Friday, March 13, 2009
The Startup Scene
Don't panic -- the worst is already behind
The New England technology community has a unique advantage over most sectors of the U.S.: whatever this recession holds in store almost certainly won’t be a match for what the last one dished out. It’s worth keeping that in mind as a defense against the kind of overreaction that can lead to self-inflicted damage in the near term, and stop us from forging ahead when the national economy eventually revives.
True, everyone agrees (and the prophecy must therefore self-fulfill) that we are heading for the worst recession in decades. But it is also true that local developers refrained from wildly overbuilding, and many local industries (e.g., healthcare, defense and education) are less vulnerable than those that drive the economies of other regions. This is not Detroit or Ft. Myers, nor will it be.
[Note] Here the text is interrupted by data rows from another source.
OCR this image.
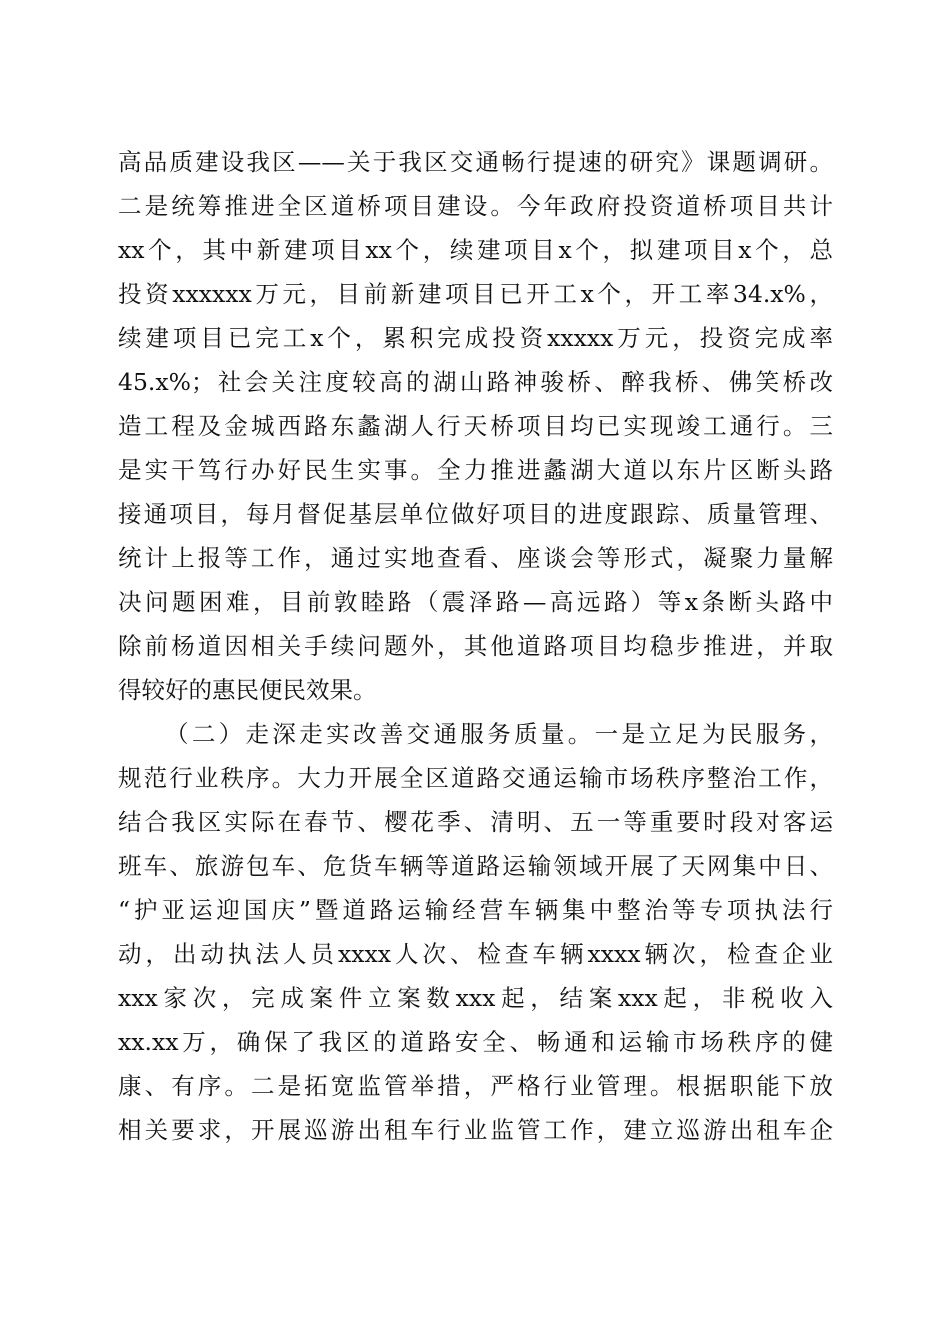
高品质建设我区——关于我区交通畅行提速的研究》课题调研。
二是统筹推进全区道桥项目建设。今年政府投资道桥项目共计
xx个，其中新建项目xx个，续建项目x个，拟建项目x个，总
投资xxxxxx万元，目前新建项目已开工x个，开工率34.x%，
续建项目已完工x个，累积完成投资xxxxx万元，投资完成率
45.x%；社会关注度较高的湖山路神骏桥、醉我桥、佛笑桥改
造工程及金城西路东蠡湖人行天桥项目均已实现竣工通行。三
是实干笃行办好民生实事。全力推进蠡湖大道以东片区断头路
接通项目，每月督促基层单位做好项目的进度跟踪、质量管理、
统计上报等工作，通过实地查看、座谈会等形式，凝聚力量解
决问题困难，目前敦睦路（震泽路—高远路）等x条断头路中
除前杨道因相关手续问题外，其他道路项目均稳步推进，并取
得较好的惠民便民效果。
（二）走深走实改善交通服务质量。一是立足为民服务，
规范行业秩序。大力开展全区道路交通运输市场秩序整治工作，
结合我区实际在春节、樱花季、清明、五一等重要时段对客运
班车、旅游包车、危货车辆等道路运输领域开展了天网集中日、
“护亚运迎国庆”暨道路运输经营车辆集中整治等专项执法行
动，出动执法人员xxxx人次、检查车辆xxxx辆次，检查企业
xxx家次，完成案件立案数xxx起，结案xxx起，非税收入
xx.xx万，确保了我区的道路安全、畅通和运输市场秩序的健
康、有序。二是拓宽监管举措，严格行业管理。根据职能下放
相关要求，开展巡游出租车行业监管工作，建立巡游出租车企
If that isn’t comfort enough, consider the following ways in which we’re far better off going into 2009 than we were as we spiraled downward into 2001.
Infrastructure: In 2000, the country had just engaged in an orgy of Y2K systems upgrading. So much money had already been invested in hardware and software that new orders were destined to dramatically decline even without market turmoil. When the bubble burst in December, the IT industry took a double-barreled shot. Today, those decade-old systems are getting tired and a new class of innovations, such as cloud computing, promise cost saving incentives to upgrade.
Greater VC restraint: In 2000, VCs fire-hosed $104 billion into emerging companies. Only about 10 percent of that money funded biotech, healthcare, medical device and energy startups combined. Last year, VCs invested only $28 billion, of which 46 percent was taken in by startups in the same industries. The result: the 2000 money hired thousands who were soon unemployed when their startups were downsized or closed. Many fewer jobs are at risk today, and a much higher percentage of funded businesses should prove to be viable, promising future job creation.
No Bubble: Last time around, most of the venture and IPO money was directly or indirectly targeted at the Internet. When the party ended, established local IT and telecom employers suffered too. So did the local real estate and firms, PR agencies, investment bankers and other service providers that had grown apace with their venture-backed clients. In most cases, the impact was abrupt. Some well-established local businesses did not survive, adding further to the unemployment rolls. With fewer than half as many funding rounds in 2008 than 2000, service providers should be able to retrench rather than collapse, keeping more people employed and surviving to grow again.
Business models: One thing the Internet has changed is the cost of launching a new business. As but one example, new open mobile platforms offer opportunities for products and services that can be cheaply developed and economically marketed. So while venture and angel capital will be less plentiful, entrepreneurial opportunities of many types will still abound.
Been there, done that: Last and not least, the memories – and lessons – of the last downturn are still fresh in our minds. Unlike those parts of the country for which the time of our trials was a mere blip on the economic radar, New England growth – and debt - in recent years has been managed more conservatively.
There’s no doubt that the next two years will be times for tightened belts and prudent business decisions. But for technology in New England, the worst is already behind us – far behind.